At St. Peter's Hospital in Olympia, Guinotte slept on the floor because he would use his bed frame to reach the ceiling tiles and knock them down. CREDIT COURTESY CAROLYN GUINOTTE

At St. Peter’s Hospital in Olympia, Guinotte slept on the floor because he would use his bed frame to reach the ceiling tiles and knock them down. COURTESY CAROLYN GUINOTTE

He also flooded his room and even escaped the hospital. Eventually, a mental health evaluator was called in and Alan was found to meet the criteria for involuntary psychiatric treatment. He was court-ordered to Western State Hospital.

After waiting several weeks, Alan was finally admitted to the HMH.

“For the first couple of months, he kept telling us, ‘Mummy go home, mummy go home.’ It broke my heart,” Guinotte said.

But over time, she said, Alan settled into a routine and his behaviors calmed down. Several weeks ago, Guinotte said Alan’s caseworker told her he was ready for discharge. But as before, there’s nowhere for him to go.

“He is stuck there until a house comes open,” Guinotte said.

In recent years, the state has been trying to build capacity in the community for clients like Alan.

“It’s important that individuals don’t stay in the hospital any longer than they need to,” said Evelyn Perez, the assistant secretary for DDA.

The 2017-19 biennial budget funded 13 additional State-Operated Living Alternatives (SOLA) beds which allowed 35 HMH patients to cycle into and out of the HMHs at Western and Eastern State Hospitals, according to DSHS.

The current state budget will fund an additional 24 SOLAs to serve patients like Alan. But Perez cautions those beds won’t come online overnight.

“We have to have housing, we have to hire staff, we have to train staff and all of that takes time,” Perez said.

The state of Washington has struggled in recent years to serve developmentally disabled clients in the community — especially complex clients with behavior issues. The state’s developmental disabilities ombudsman, Betty Schwieterman, said the lack of services is resulting in more people like Alan ending up in both local hospitals and the state’s psychiatric hospitals.

“If the system was working appropriately, then people would get the services that they need in the community to avoid the crisis,” Schwieterman said.

Even for patients in crisis, Schwieterman said, hospitalization should be a last resort.

“There [should] be services that would be able to help them manage that crisis in their own home and own community where they wouldn’t have to be hospitalized,” Schwieterman said.

Next summer, a report is due to the governor and state lawmakers with recommendations for improving services to individuals with developmental disabilities and behavioral health needs.

In the meantime, Carolyn Guinotte wonders what will happen to her son.

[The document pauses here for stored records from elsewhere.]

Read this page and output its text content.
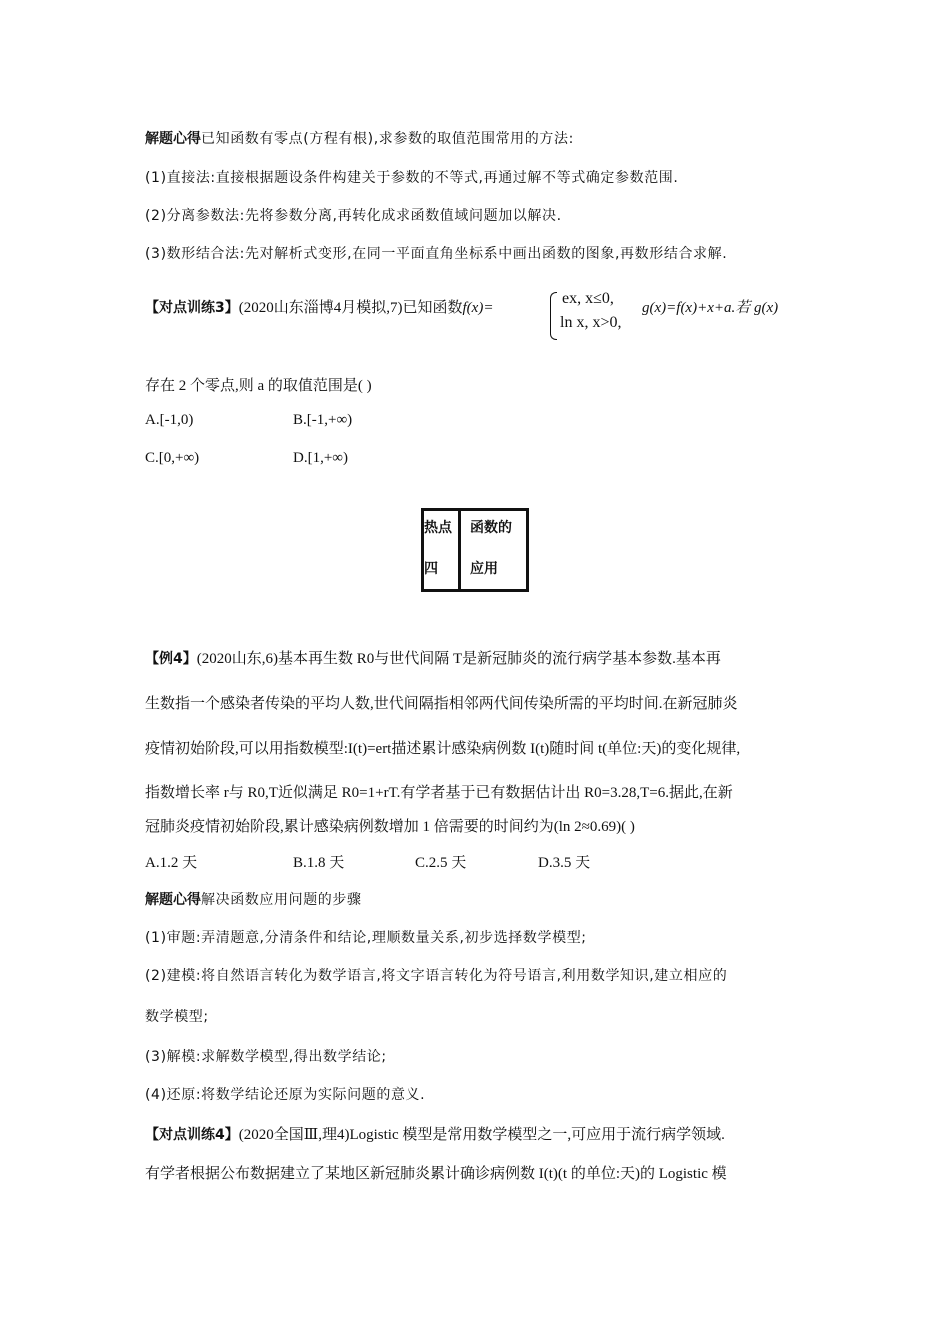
解题心得已知函数有零点(方程有根),求参数的取值范围常用的方法:
(1)直接法:直接根据题设条件构建关于参数的不等式,再通过解不等式确定参数范围.
(2)分离参数法:先将参数分离,再转化成求函数值域问题加以解决.
(3)数形结合法:先对解析式变形,在同一平面直角坐标系中画出函数的图象,再数形结合求解.
【对点训练3】(2020山东淄博4月模拟,7)已知函数f(x)=
ex, x≤0,
ln x, x>0,
g(x)=f(x)+x+a.若 g(x)
存在 2 个零点,则 a 的取值范围是( )
A.[-1,0)	B.[-1,+∞)
C.[0,+∞)	D.[1,+∞)
热点
四
函数的
应用
【例4】(2020山东,6)基本再生数 R0与世代间隔 T是新冠肺炎的流行病学基本参数.基本再
生数指一个感染者传染的平均人数,世代间隔指相邻两代间传染所需的平均时间.在新冠肺炎
疫情初始阶段,可以用指数模型:I(t)=ert描述累计感染病例数 I(t)随时间 t(单位:天)的变化规律,
指数增长率 r与 R0,T近似满足 R0=1+rT.有学者基于已有数据估计出 R0=3.28,T=6.据此,在新
冠肺炎疫情初始阶段,累计感染病例数增加 1 倍需要的时间约为(ln 2≈0.69)( )
A.1.2 天	B.1.8 天	C.2.5 天	D.3.5 天
解题心得解决函数应用问题的步骤
(1)审题:弄清题意,分清条件和结论,理顺数量关系,初步选择数学模型;
(2)建模:将自然语言转化为数学语言,将文字语言转化为符号语言,利用数学知识,建立相应的
数学模型;
(3)解模:求解数学模型,得出数学结论;
(4)还原:将数学结论还原为实际问题的意义.
【对点训练4】(2020全国Ⅲ,理4)Logistic 模型是常用数学模型之一,可应用于流行病学领域.
有学者根据公布数据建立了某地区新冠肺炎累计确诊病例数 I(t)(t 的单位:天)的 Logistic 模
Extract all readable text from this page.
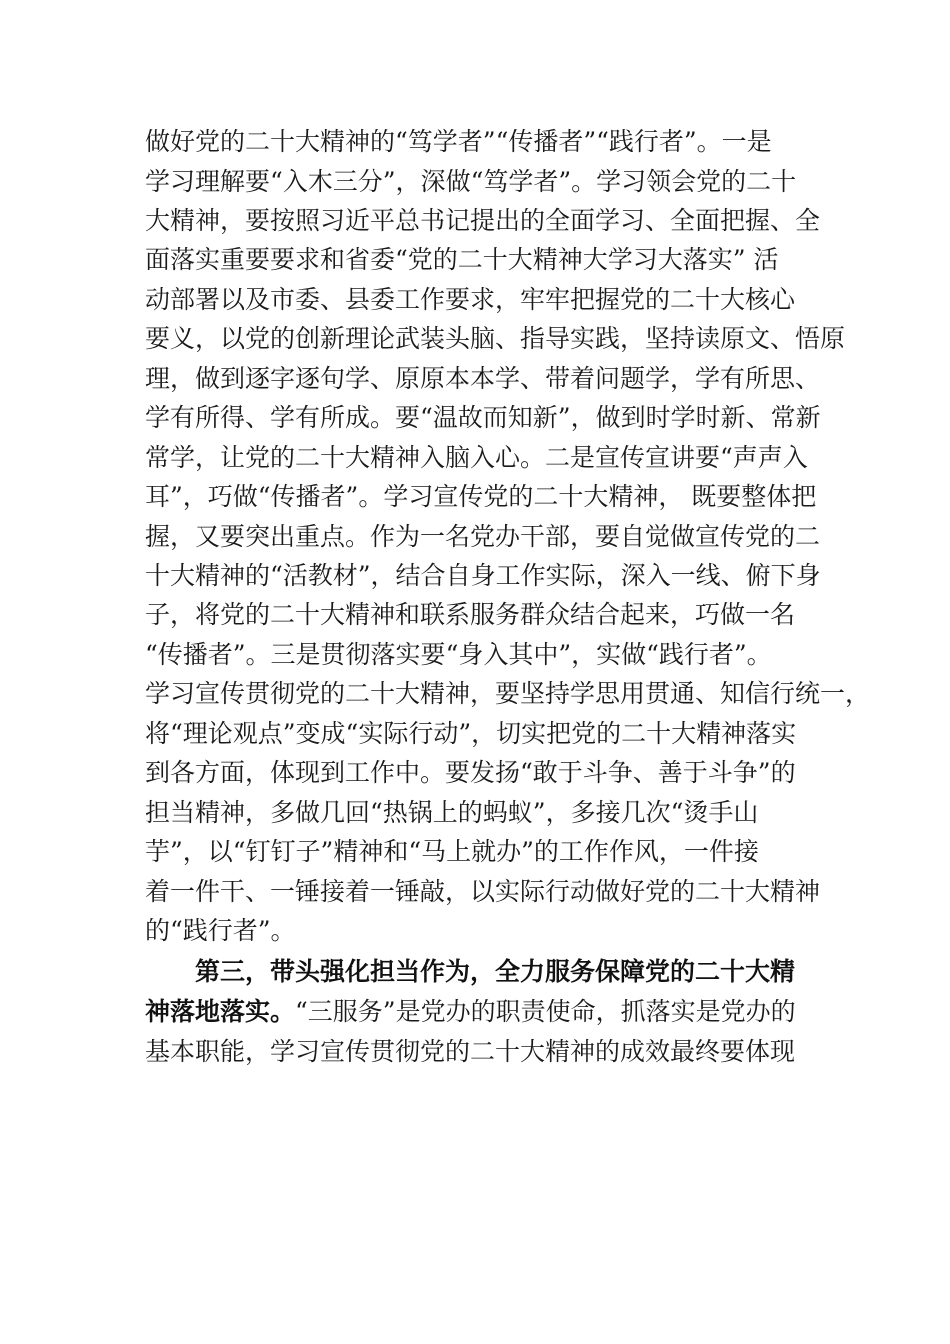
做好党的二十大精神的“笃学者”“传播者”“践行者”。一是
学习理解要“入木三分”，深做“笃学者”。学习领会党的二十
大精神，要按照习近平总书记提出的全面学习、全面把握、全
面落实重要要求和省委“党的二十大精神大学习大落实” 活
动部署以及市委、县委工作要求，牢牢把握党的二十大核心
要义，以党的创新理论武装头脑、指导实践，坚持读原文、悟原
理，做到逐字逐句学、原原本本学、带着问题学，学有所思、
学有所得、学有所成。要“温故而知新”，做到时学时新、常新
常学，让党的二十大精神入脑入心。二是宣传宣讲要“声声入
耳”，巧做“传播者”。学习宣传党的二十大精神， 既要整体把
握，又要突出重点。作为一名党办干部，要自觉做宣传党的二
十大精神的“活教材”，结合自身工作实际，深入一线、俯下身
子，将党的二十大精神和联系服务群众结合起来，巧做一名
“传播者”。三是贯彻落实要“身入其中”，实做“践行者”。
学习宣传贯彻党的二十大精神，要坚持学思用贯通、知信行统一，
将“理论观点”变成“实际行动”，切实把党的二十大精神落实
到各方面，体现到工作中。要发扬“敢于斗争、善于斗争”的
担当精神，多做几回“热锅上的蚂蚁”，多接几次“烫手山
芋”，以“钉钉子”精神和“马上就办”的工作作风，一件接
着一件干、一锤接着一锤敲，以实际行动做好党的二十大精神
的“践行者”。
第三，带头强化担当作为，全力服务保障党的二十大精
神落地落实。“三服务”是党办的职责使命，抓落实是党办的
基本职能，学习宣传贯彻党的二十大精神的成效最终要体现
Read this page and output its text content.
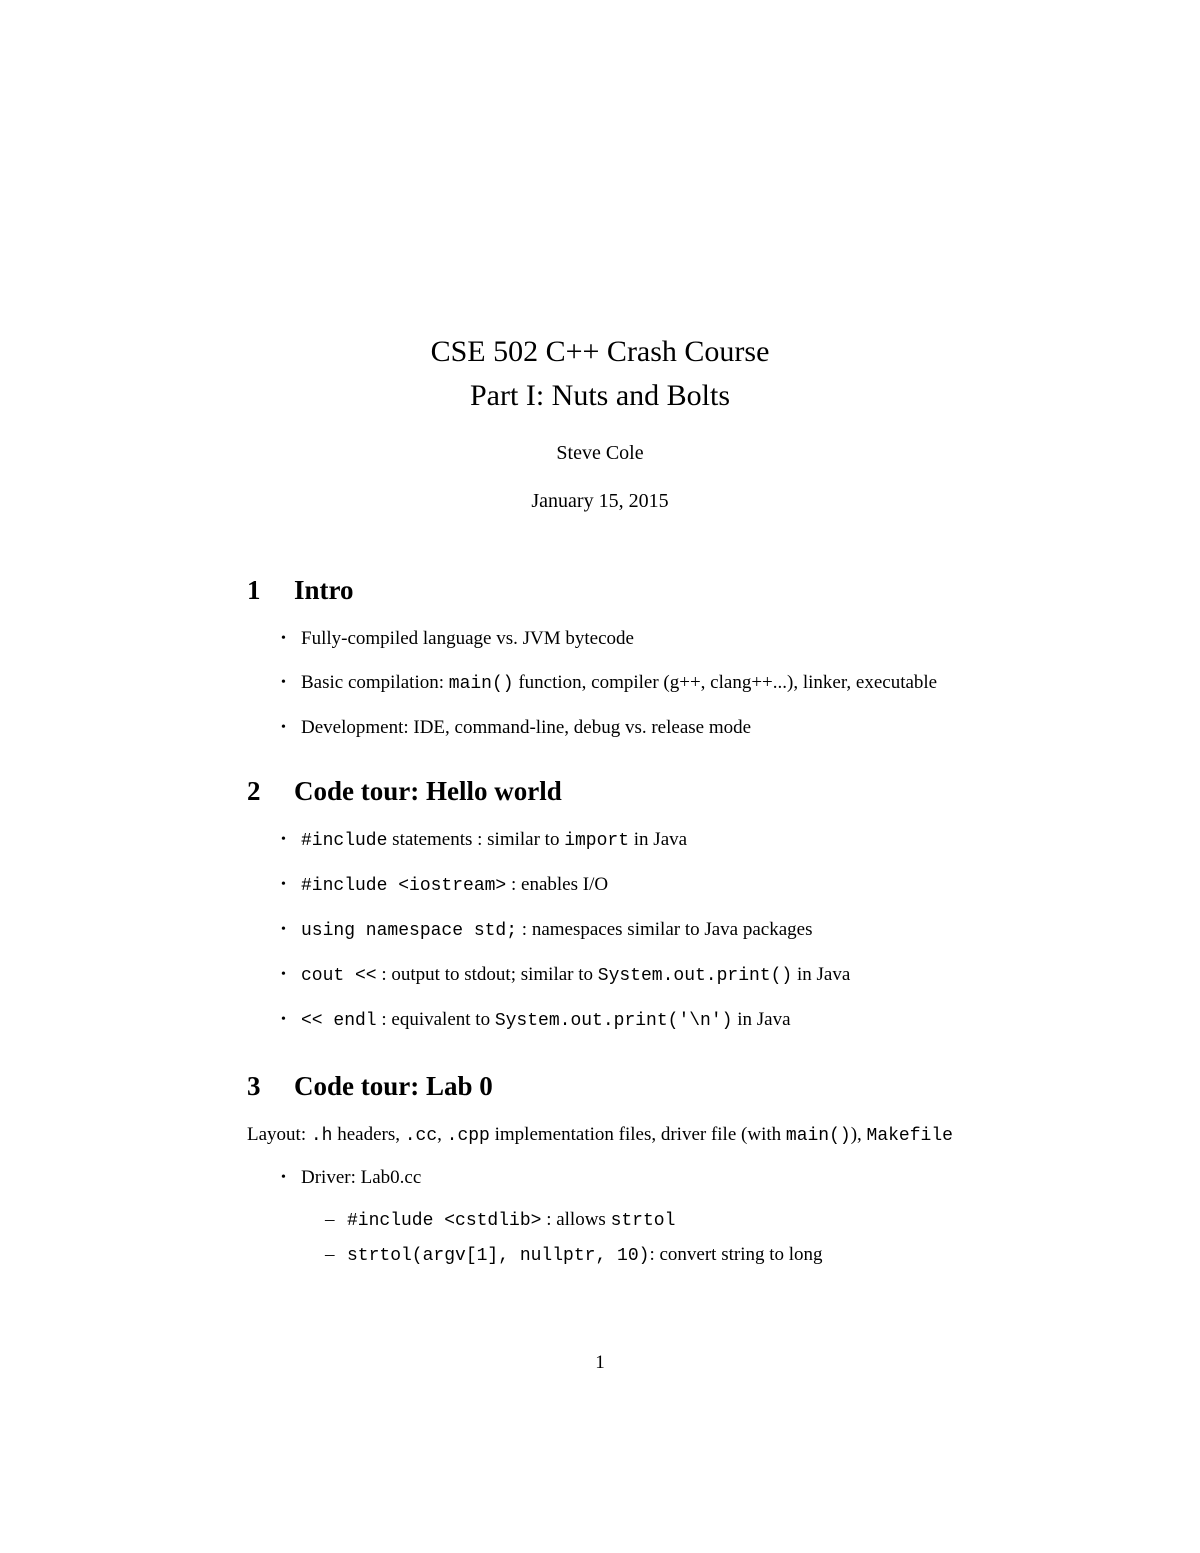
CSE 502 C++ Crash Course
Part I: Nuts and Bolts
Steve Cole
January 15, 2015
1	Intro
• Fully-compiled language vs. JVM bytecode
• Basic compilation: main() function, compiler (g++, clang++...), linker, executable
• Development: IDE, command-line, debug vs. release mode
2	Code tour: Hello world
• #include statements : similar to import in Java
• #include <iostream> : enables I/O
• using namespace std; : namespaces similar to Java packages
• cout << : output to stdout; similar to System.out.print() in Java
• << endl : equivalent to System.out.print('\n') in Java
3	Code tour: Lab 0

Layout: .h headers, .cc, .cpp implementation files, driver file (with main()), Makefile

• Driver: Lab0.cc
– #include <cstdlib> : allows strtol
– strtol(argv[1], nullptr, 10): convert string to long
1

“I wish that I could change things with the wave of a wand, but I’m not Harry Potter, unfortunately,” said Guinotte, who’s British.

Guinotte said she’s not asking for that much for her son.

“I want him to be happy and to have what he wants, which is his computer and access to Dairy Queen once in a while for an ice cream or go and see a petting zoo,” Guinotte said.

But Guniotte said she was recently told it could be next year before there’s a place for Alan outside of Western State Hospital.